1145: Love Poem by the Light of the Refrigerator by Alisha Dietzman
1145: Love Poem by the Light of the Refrigerator by Alisha Dietzman
Today’s episode is guest hosted by Leslie Sainz.
Transcript
I’m Leslie Sainz, and this is The Slowdown.
Back in March, my partner surprised me with VIP, front orchestra-seat tickets to see one of my favorite drag artists, Sasha Velour, perform her spectacular, scholarship-informed stage show titled “The Big Reveal Live.” The package included a meet-and-greet, and I nearly fainted when I first caught glimpse of Sasha in person. Statuesque beyond belief, she wore a breathtaking “Bad Sandy”-inspired black faux leather corset and pant, (paired with matching boots, of course) created by fashion and costume designer Casey Caldwell. She was generous with her time and her words, and the main event remains one of the most impressive, evocative, and inspiring works of art I’ve ever experienced.
An author, illustrator, designer, and producer, Sasha Velour is perhaps most known for winning season 9 of RuPaul’s Drag Race. Outside of her legendary, rose petal-ladden performance of Whitney Houston’s “I Get So Emotional,” and her charming portrayal of German actress and singer Marlene Dietrich, I think most often about how she used her television platform to discuss gender theory—how drag functions as a tool of both deconstruction and empowerment.
In the weeks leading up to “The Big Reveal Live,” I agonized over what I’d wear to the show, what I’d say to Sasha in our limited but meaningful one-on-one time, and how I’d style my hair and makeup. I turned to social media—TikTok, Instagram, Pinterest—for ideas. Among clips and stills of makeup artists showing off their graphic eyeliner looks, and recreations of Miu Miu’s spring/summer 2023 collection, was meme video after meme video showcasing “girl dinner” versus “boy dinner.” Periodically, the algorithm would deliver me an ad from the LA-based luxury candle brand, Boy Smells. Like the sucker I am, I bought their LES (Lower East Side) candle, which is meant to create an “olfactive exploration that reaches far beyond the binary.”

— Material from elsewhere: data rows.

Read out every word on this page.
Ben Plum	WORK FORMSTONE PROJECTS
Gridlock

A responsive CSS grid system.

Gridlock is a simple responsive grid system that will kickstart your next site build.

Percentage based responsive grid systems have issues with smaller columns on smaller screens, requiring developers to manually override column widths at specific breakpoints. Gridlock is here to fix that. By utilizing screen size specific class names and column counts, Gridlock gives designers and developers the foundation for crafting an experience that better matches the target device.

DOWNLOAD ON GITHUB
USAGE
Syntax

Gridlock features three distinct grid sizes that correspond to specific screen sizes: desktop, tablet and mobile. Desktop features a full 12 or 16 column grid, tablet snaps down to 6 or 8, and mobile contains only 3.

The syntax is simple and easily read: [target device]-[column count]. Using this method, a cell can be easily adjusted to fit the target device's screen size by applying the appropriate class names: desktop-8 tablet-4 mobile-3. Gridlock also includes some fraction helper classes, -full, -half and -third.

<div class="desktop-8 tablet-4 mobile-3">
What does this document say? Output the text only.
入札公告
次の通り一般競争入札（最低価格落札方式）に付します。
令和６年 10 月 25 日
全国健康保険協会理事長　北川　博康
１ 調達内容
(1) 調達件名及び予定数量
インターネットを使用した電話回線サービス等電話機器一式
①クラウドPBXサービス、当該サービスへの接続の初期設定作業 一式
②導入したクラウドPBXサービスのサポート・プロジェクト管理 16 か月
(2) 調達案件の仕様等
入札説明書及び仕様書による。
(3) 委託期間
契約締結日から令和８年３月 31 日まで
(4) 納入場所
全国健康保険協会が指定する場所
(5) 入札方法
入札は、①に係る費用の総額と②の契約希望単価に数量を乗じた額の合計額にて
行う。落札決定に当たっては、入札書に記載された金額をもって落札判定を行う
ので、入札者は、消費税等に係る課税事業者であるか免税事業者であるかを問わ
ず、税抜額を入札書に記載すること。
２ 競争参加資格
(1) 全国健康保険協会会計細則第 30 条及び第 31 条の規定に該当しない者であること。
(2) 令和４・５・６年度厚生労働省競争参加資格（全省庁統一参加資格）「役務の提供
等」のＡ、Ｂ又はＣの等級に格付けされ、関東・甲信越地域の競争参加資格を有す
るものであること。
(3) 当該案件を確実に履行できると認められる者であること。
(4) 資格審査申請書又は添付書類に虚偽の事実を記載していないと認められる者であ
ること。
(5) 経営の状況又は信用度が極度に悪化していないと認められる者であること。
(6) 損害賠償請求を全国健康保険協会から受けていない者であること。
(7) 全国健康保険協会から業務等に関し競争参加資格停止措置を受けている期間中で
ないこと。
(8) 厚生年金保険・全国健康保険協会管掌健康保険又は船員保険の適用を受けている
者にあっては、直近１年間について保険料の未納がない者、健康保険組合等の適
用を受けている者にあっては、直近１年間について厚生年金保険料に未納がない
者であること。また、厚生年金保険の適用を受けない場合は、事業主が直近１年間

But when did we become so culturally obsessed with making the binary ironic as a means of rejecting it? And is that really the end goal, the end result here? Just the other day, I heard the term “boy air,” referring to the unhygienic air that fills heterosexual men’s apartments and gives their girlfriends acne each time they spend the night. Have we lost the plot here? Are these gendered terms contributing to our collective infantilization? Am I just needlessly poking at something innocuous? Yet, as I write this, I’m listening to the latest album by the ironically named indie supergroup, Boy Genius, on repeat.
Today’s poem, with its phantom-like repetition and delicate renderings of stereotypically gendered décor, demands our aesthetic attention. It is at once domestic and elemental, modest and suggestive, buoyant and exacting.
Love Poem by the Light of the Refrigerator
by Alisha Dietzman
If you open the door, the light blue light is watery as girls in those limp posters, overhead. I am listening to your memory and it sounds like UNLIMITED ACCESS. I call your name, tenderly. We live in a world with few headboards, left. Their little decency offends me, anyway/anyway I call your name, tenderly. I spit in the sink. The near miss of this always makes my hands cold, loose, and then I feel few—that’s it, that’s what I wanted to say: few.